Exploitation of part-time instructors has been a long-term problem in academia. The reliance on contingent positions, a stopgap measure in the 1960s and 1970s, has become a permanent management strategy, even at times when the economy is thriving. Furthermore, the stereotypical adjunct professor in 1970, a specialist with a full-time nonacademic job who shared professional expertise by teaching part time, is now a rare exception to the norm of part-timers who would prefer and constantly seek full-time or tenured positions in academia. They are dedicated to their fields and to teaching but often lack a livable wage, health insurance, or even an office space.

Increasingly difficult working conditions — combined with few cost-of-living adjustments, salary compression, loss of tenure protections, and forced in-person work during the COVID-19 pandemic without reasonable precautions like universal masking — have led campus workers to join the “great resignation.”

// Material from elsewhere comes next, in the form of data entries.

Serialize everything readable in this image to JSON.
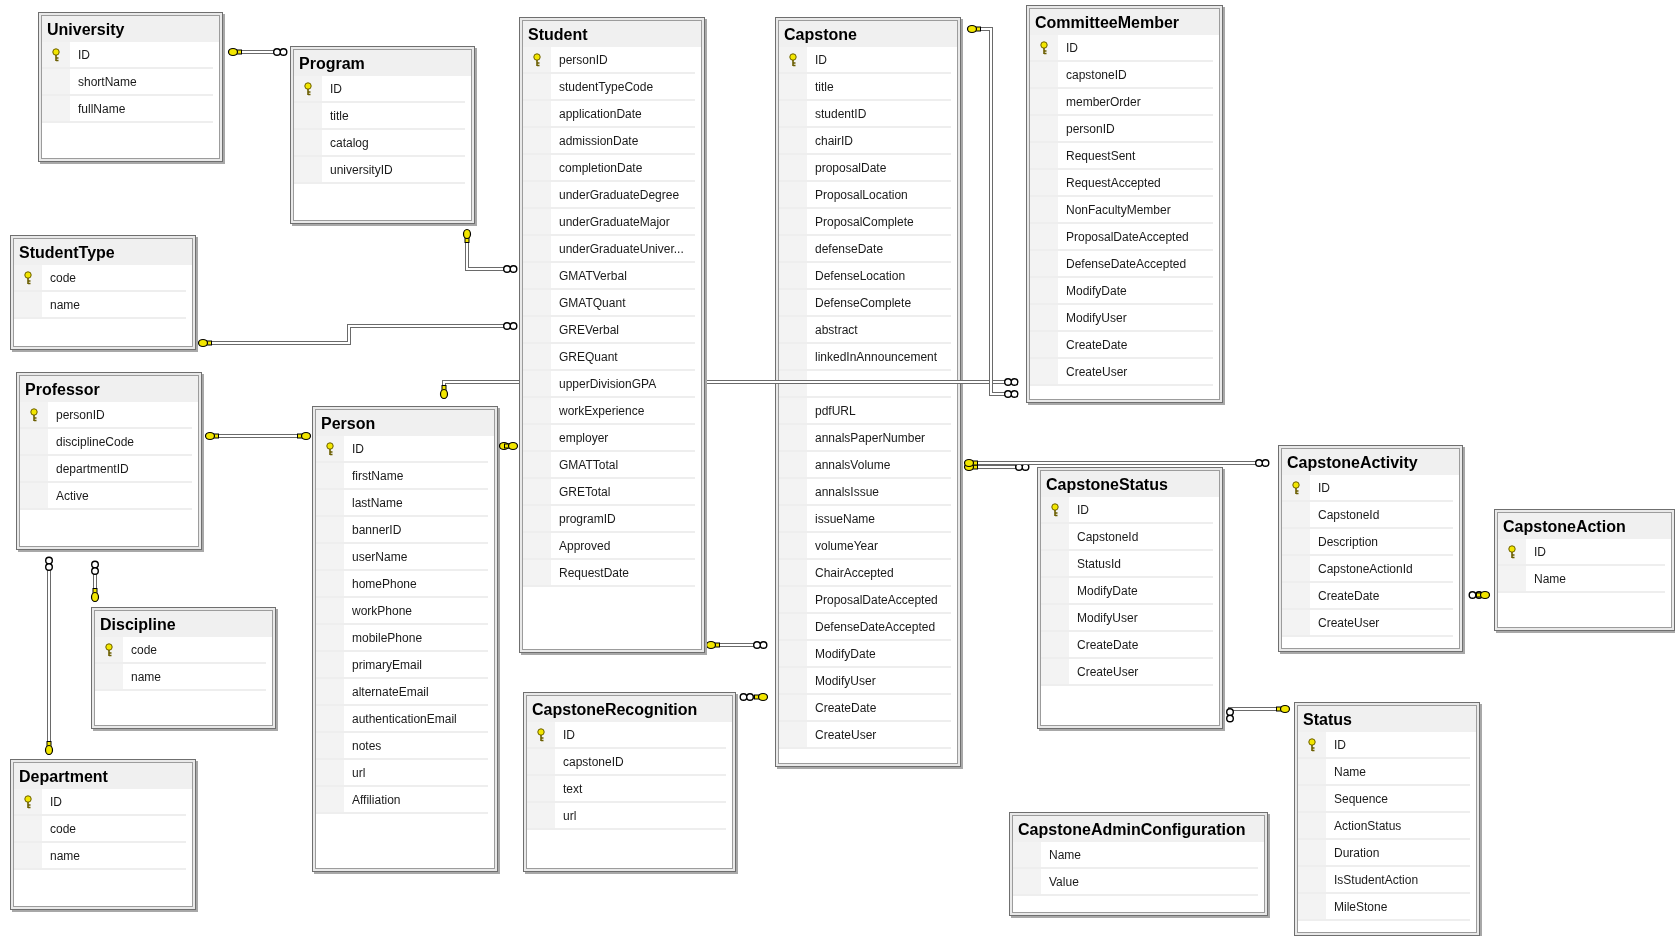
{
  "tables": [
    {
      "name": "University",
      "columns": [
        {
          "name": "ID",
          "primary_key": true
        },
        {
          "name": "shortName",
          "primary_key": false
        },
        {
          "name": "fullName",
          "primary_key": false
        }
      ]
    },
    {
      "name": "Program",
      "columns": [
        {
          "name": "ID",
          "primary_key": true
        },
        {
          "name": "title",
          "primary_key": false
        },
        {
          "name": "catalog",
          "primary_key": false
        },
        {
          "name": "universityID",
          "primary_key": false
        }
      ]
    },
    {
      "name": "Student",
      "columns": [
        {
          "name": "personID",
          "primary_key": true
        },
        {
          "name": "studentTypeCode",
          "primary_key": false
        },
        {
          "name": "applicationDate",
          "primary_key": false
        },
        {
          "name": "admissionDate",
          "primary_key": false
        },
        {
          "name": "completionDate",
          "primary_key": false
        },
        {
          "name": "underGraduateDegree",
          "primary_key": false
        },
        {
          "name": "underGraduateMajor",
          "primary_key": false
        },
        {
          "name": "underGraduateUniver...",
          "primary_key": false
        },
        {
          "name": "GMATVerbal",
          "primary_key": false
        },
        {
          "name": "GMATQuant",
          "primary_key": false
        },
        {
          "name": "GREVerbal",
          "primary_key": false
        },
        {
          "name": "GREQuant",
          "primary_key": false
        },
        {
          "name": "upperDivisionGPA",
          "primary_key": false
        },
        {
          "name": "workExperience",
          "primary_key": false
        },
        {
          "name": "employer",
          "primary_key": false
        },
        {
          "name": "GMATTotal",
          "primary_key": false
        },
        {
          "name": "GRETotal",
          "primary_key": false
        },
        {
          "name": "programID",
          "primary_key": false
        },
        {
          "name": "Approved",
          "primary_key": false
        },
        {
          "name": "RequestDate",
          "primary_key": false
        }
      ]
    },
    {
      "name": "Capstone",
      "columns": [
        {
          "name": "ID",
          "primary_key": true
        },
        {
          "name": "title",
          "primary_key": false
        },
        {
          "name": "studentID",
          "primary_key": false
        },
        {
          "name": "chairID",
          "primary_key": false
        },
        {
          "name": "proposalDate",
          "primary_key": false
        },
        {
          "name": "ProposalLocation",
          "primary_key": false
        },
        {
          "name": "ProposalComplete",
          "primary_key": false
        },
        {
          "name": "defenseDate",
          "primary_key": false
        },
        {
          "name": "DefenseLocation",
          "primary_key": false
        },
        {
          "name": "DefenseComplete",
          "primary_key": false
        },
        {
          "name": "abstract",
          "primary_key": false
        },
        {
          "name": "linkedInAnnouncement",
          "primary_key": false
        },
        {
          "primary_key": false
        },
        {
          "name": "pdfURL",
          "primary_key": false
        },
        {
          "name": "annalsPaperNumber",
          "primary_key": false
        },
        {
          "name": "annalsVolume",
          "primary_key": false
        },
        {
          "name": "annalsIssue",
          "primary_key": false
        },
        {
          "name": "issueName",
          "primary_key": false
        },
        {
          "name": "volumeYear",
          "primary_key": false
        },
        {
          "name": "ChairAccepted",
          "primary_key": false
        },
        {
          "name": "ProposalDateAccepted",
          "primary_key": false
        },
        {
          "name": "DefenseDateAccepted",
          "primary_key": false
        },
        {
          "name": "ModifyDate",
          "primary_key": false
        },
        {
          "name": "ModifyUser",
          "primary_key": false
        },
        {
          "name": "CreateDate",
          "primary_key": false
        },
        {
          "name": "CreateUser",
          "primary_key": false
        }
      ]
    },
    {
      "name": "CommitteeMember",
      "columns": [
        {
          "name": "ID",
          "primary_key": true
        },
        {
          "name": "capstoneID",
          "primary_key": false
        },
        {
          "name": "memberOrder",
          "primary_key": false
        },
        {
          "name": "personID",
          "primary_key": false
        },
        {
          "name": "RequestSent",
          "primary_key": false
        },
        {
          "name": "RequestAccepted",
          "primary_key": false
        },
        {
          "name": "NonFacultyMember",
          "primary_key": false
        },
        {
          "name": "ProposalDateAccepted",
          "primary_key": false
        },
        {
          "name": "DefenseDateAccepted",
          "primary_key": false
        },
        {
          "name": "ModifyDate",
          "primary_key": false
        },
        {
          "name": "ModifyUser",
          "primary_key": false
        },
        {
          "name": "CreateDate",
          "primary_key": false
        },
        {
          "name": "CreateUser",
          "primary_key": false
        }
      ]
    },
    {
      "name": "StudentType",
      "columns": [
        {
          "name": "code",
          "primary_key": true
        },
        {
          "name": "name",
          "primary_key": false
        }
      ]
    },
    {
      "name": "Professor",
      "columns": [
        {
          "name": "personID",
          "primary_key": true
        },
        {
          "name": "disciplineCode",
          "primary_key": false
        },
        {
          "name": "departmentID",
          "primary_key": false
        },
        {
          "name": "Active",
          "primary_key": false
        }
      ]
    },
    {
      "name": "Person",
      "columns": [
        {
          "name": "ID",
          "primary_key": true
        },
        {
          "name": "firstName",
          "primary_key": false
        },
        {
          "name": "lastName",
          "primary_key": false
        },
        {
          "name": "bannerID",
          "primary_key": false
        },
        {
          "name": "userName",
          "primary_key": false
        },
        {
          "name": "homePhone",
          "primary_key": false
        },
        {
          "name": "workPhone",
          "primary_key": false
        },
        {
          "name": "mobilePhone",
          "primary_key": false
        },
        {
          "name": "primaryEmail",
          "primary_key": false
        },
        {
          "name": "alternateEmail",
          "primary_key": false
        },
        {
          "name": "authenticationEmail",
          "primary_key": false
        },
        {
          "name": "notes",
          "primary_key": false
        },
        {
          "name": "url",
          "primary_key": false
        },
        {
          "name": "Affiliation",
          "primary_key": false
        }
      ]
    },
    {
      "name": "CapstoneStatus",
      "columns": [
        {
          "name": "ID",
          "primary_key": true
        },
        {
          "name": "CapstoneId",
          "primary_key": false
        },
        {
          "name": "StatusId",
          "primary_key": false
        },
        {
          "name": "ModifyDate",
          "primary_key": false
        },
        {
          "name": "ModifyUser",
          "primary_key": false
        },
        {
          "name": "CreateDate",
          "primary_key": false
        },
        {
          "name": "CreateUser",
          "primary_key": false
        }
      ]
    },
    {
      "name": "CapstoneActivity",
      "columns": [
        {
          "name": "ID",
          "primary_key": true
        },
        {
          "name": "CapstoneId",
          "primary_key": false
        },
        {
          "name": "Description",
          "primary_key": false
        },
        {
          "name": "CapstoneActionId",
          "primary_key": false
        },
        {
          "name": "CreateDate",
          "primary_key": false
        },
        {
          "name": "CreateUser",
          "primary_key": false
        }
      ]
    },
    {
      "name": "CapstoneAction",
      "columns": [
        {
          "name": "ID",
          "primary_key": true
        },
        {
          "name": "Name",
          "primary_key": false
        }
      ]
    },
    {
      "name": "Discipline",
      "columns": [
        {
          "name": "code",
          "primary_key": true
        },
        {
          "name": "name",
          "primary_key": false
        }
      ]
    },
    {
      "name": "Department",
      "columns": [
        {
          "name": "ID",
          "primary_key": true
        },
        {
          "name": "code",
          "primary_key": false
        },
        {
          "name": "name",
          "primary_key": false
        }
      ]
    },
    {
      "name": "CapstoneRecognition",
      "columns": [
        {
          "name": "ID",
          "primary_key": true
        },
        {
          "name": "capstoneID",
          "primary_key": false
        },
        {
          "name": "text",
          "primary_key": false
        },
        {
          "name": "url",
          "primary_key": false
        }
      ]
    },
    {
      "name": "CapstoneAdminConfiguration",
      "columns": [
        {
          "name": "Name",
          "primary_key": false
        },
        {
          "name": "Value",
          "primary_key": false
        }
      ]
    },
    {
      "name": "Status",
      "columns": [
        {
          "name": "ID",
          "primary_key": true
        },
        {
          "name": "Name",
          "primary_key": false
        },
        {
          "name": "Sequence",
          "primary_key": false
        },
        {
          "name": "ActionStatus",
          "primary_key": false
        },
        {
          "name": "Duration",
          "primary_key": false
        },
        {
          "name": "IsStudentAction",
          "primary_key": false
        },
        {
          "name": "MileStone",
          "primary_key": false
        }
      ]
    }
  ]
}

The loss of workers has made it obvious how impossible it is for one person to do the work of three. Workers at Georgia’s 26 public universities report widespread declines in the ability of their institutions to operate. With understaffed departments unable to fulfill the basic needs of the college, supplies requested in March were not ordered until June; elevators went months without being fixed, even though students and employees with disabilities needed to get around campus; and ceiling leaks were left unrepaired while a handwritten note affixed to a large trash barrel warned workers not to move the can that catches the water whenever it rains.

We must reform the way we fund higher education because public education is a common good that is worth funding for the benefit of all. Education is rarely the great equalizer, the remedy for inequality, or the tool to fight poverty that it should be. But imagine the benefits to individuals and society that could result from fully funding education for all. Accessible public education is necessary for a robust democracy, civic engagement, and media literacy in a society bombarded with disinformation.

It is in everyone’s best interest to contribute to the education of future generations by fully supporting a higher education system in which workers and students have a real voice in decision-making.